Why the copy has to differ across segments

This is the part the article has been building toward. The same Email 3 ("your 15% is here") cannot be sent to Segment 1 and Segment 3.

A Segment 1 buyer — high-LTV, multi-order — sees a 15% coupon and reads it as: "They want me back because I'm worth money to them, but they're also devaluing the relationship by discounting it." The email lands as a transaction, not a reconnection. Conversion is fine; repeat rate is bad.

A Segment 3 buyer — discount-driven — sees the same coupon and reads it as: "They remembered what got me in the door." The email lands as a reactivation. Conversion is higher, and the buyer feels understood.

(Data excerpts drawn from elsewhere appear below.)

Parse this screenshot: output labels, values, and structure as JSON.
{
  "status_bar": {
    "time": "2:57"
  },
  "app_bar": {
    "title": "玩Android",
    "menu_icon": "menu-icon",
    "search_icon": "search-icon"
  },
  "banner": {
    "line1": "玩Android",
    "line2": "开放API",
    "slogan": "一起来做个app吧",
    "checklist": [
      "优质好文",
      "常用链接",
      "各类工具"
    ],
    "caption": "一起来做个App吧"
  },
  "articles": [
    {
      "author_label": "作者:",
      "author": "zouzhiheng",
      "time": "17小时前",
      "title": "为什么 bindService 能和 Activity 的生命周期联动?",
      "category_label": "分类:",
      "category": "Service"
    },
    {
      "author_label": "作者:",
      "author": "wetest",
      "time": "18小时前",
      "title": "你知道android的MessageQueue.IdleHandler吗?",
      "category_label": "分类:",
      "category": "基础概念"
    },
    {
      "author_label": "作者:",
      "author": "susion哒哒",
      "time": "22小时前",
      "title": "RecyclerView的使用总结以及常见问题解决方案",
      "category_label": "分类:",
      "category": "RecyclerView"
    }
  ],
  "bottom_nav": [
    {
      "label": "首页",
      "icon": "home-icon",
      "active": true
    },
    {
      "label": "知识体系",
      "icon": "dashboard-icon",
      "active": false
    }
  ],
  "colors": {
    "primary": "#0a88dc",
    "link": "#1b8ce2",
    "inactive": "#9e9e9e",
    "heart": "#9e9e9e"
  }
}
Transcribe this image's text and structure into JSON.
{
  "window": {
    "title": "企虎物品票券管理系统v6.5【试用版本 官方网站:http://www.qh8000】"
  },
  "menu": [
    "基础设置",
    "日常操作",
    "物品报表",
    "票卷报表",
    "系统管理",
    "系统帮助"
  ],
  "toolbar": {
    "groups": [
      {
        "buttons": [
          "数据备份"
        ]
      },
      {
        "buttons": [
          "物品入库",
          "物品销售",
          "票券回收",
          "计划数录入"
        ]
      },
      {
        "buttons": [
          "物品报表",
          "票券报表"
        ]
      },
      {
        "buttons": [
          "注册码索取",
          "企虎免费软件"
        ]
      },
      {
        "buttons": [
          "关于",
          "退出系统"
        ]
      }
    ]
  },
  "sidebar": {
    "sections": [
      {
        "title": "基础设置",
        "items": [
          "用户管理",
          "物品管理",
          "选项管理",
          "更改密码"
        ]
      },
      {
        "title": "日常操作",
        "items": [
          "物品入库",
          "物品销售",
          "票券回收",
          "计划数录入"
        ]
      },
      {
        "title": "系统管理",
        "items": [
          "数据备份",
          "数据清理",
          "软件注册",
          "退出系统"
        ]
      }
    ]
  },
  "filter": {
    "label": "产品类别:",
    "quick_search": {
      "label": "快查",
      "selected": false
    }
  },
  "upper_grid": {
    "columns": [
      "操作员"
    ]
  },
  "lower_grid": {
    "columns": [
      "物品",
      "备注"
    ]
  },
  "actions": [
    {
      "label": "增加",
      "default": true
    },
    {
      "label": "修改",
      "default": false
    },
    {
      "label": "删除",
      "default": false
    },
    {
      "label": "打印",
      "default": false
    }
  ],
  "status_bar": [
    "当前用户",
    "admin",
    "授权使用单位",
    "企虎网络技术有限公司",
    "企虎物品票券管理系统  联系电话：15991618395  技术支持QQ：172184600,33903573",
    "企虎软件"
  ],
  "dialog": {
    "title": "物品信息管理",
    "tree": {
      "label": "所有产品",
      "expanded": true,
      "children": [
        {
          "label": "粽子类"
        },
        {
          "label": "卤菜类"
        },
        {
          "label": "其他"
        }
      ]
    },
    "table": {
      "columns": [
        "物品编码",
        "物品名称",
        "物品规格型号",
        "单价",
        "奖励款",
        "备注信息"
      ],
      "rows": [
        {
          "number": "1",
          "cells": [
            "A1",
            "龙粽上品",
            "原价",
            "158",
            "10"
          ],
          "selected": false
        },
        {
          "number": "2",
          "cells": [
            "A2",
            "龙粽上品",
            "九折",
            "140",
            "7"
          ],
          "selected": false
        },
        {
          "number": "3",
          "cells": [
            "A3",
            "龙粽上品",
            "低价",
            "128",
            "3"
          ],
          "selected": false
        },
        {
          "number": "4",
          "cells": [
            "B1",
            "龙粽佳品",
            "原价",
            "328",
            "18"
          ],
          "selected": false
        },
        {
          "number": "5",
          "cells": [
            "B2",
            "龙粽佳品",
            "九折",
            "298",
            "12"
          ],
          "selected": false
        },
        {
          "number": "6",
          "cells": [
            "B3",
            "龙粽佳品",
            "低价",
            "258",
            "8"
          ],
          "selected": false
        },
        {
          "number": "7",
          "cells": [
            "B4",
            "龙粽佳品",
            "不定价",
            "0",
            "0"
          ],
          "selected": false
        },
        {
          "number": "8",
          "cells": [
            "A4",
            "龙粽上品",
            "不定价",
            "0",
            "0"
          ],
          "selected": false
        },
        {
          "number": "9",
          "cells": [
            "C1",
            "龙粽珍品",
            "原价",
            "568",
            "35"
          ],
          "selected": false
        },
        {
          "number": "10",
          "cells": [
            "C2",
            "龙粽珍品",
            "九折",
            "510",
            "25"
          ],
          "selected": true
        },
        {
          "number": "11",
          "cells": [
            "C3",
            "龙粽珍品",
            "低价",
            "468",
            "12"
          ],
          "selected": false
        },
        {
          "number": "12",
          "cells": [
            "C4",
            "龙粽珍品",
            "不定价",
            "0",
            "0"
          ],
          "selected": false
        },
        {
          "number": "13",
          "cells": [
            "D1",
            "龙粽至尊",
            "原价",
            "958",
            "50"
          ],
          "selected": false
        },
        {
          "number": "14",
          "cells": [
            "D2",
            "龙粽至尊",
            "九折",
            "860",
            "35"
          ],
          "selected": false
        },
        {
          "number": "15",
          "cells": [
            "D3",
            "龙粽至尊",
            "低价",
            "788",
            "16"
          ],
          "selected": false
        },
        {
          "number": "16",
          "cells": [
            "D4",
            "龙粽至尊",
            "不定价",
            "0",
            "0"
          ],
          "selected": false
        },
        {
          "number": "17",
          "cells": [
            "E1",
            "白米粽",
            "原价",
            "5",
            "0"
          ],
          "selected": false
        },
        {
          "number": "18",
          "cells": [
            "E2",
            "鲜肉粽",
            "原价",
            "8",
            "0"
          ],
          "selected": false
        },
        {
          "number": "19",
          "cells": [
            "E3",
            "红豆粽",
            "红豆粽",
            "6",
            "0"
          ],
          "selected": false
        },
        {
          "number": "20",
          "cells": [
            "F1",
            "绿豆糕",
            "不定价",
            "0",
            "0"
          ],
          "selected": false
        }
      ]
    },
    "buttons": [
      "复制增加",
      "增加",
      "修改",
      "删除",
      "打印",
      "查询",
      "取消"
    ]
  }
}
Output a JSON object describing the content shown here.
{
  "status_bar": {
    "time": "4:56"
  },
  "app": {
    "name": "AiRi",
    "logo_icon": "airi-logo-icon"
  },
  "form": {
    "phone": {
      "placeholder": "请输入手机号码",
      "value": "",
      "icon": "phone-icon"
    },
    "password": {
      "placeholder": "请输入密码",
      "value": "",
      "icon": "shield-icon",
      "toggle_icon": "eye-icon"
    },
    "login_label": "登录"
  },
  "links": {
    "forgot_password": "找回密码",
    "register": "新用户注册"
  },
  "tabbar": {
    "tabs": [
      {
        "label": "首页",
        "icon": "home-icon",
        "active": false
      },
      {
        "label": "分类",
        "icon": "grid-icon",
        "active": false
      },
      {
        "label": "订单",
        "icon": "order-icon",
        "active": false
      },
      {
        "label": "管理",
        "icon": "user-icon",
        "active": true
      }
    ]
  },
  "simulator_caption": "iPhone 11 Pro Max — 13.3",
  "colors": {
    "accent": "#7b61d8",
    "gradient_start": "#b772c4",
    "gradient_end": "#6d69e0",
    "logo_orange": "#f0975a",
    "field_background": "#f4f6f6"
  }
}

So the prompt's "Forbidden moves" block changes per segment. Segment 1's Email 3 becomes: "Your 15% is here — and here's a product we'd never put on sale." Segment 3's Email 3 is the straight "Here's 15% off, expires in 48 hours." Same matrix, different cell. The 4.1× lift comes from this difference, not from Claude being a good copywriter.

What I'd build first if I were starting over

The 6-email skeleton is the wrong place to start. Start with the four segments. Get the conditions right, get the math right (lapsed-buyer revenue = segment size × historical reactivation rate × AOV (Average Order Value, 平均客单价)), and confirm the segments are real — not three profiles and a wish. Once the segments are clean, the cadence is mechanical and the prompt is a template.

The 4.1× number isn't from Claude being smart. It's from sending the right message to the right person for the first time. The AI is the easy part.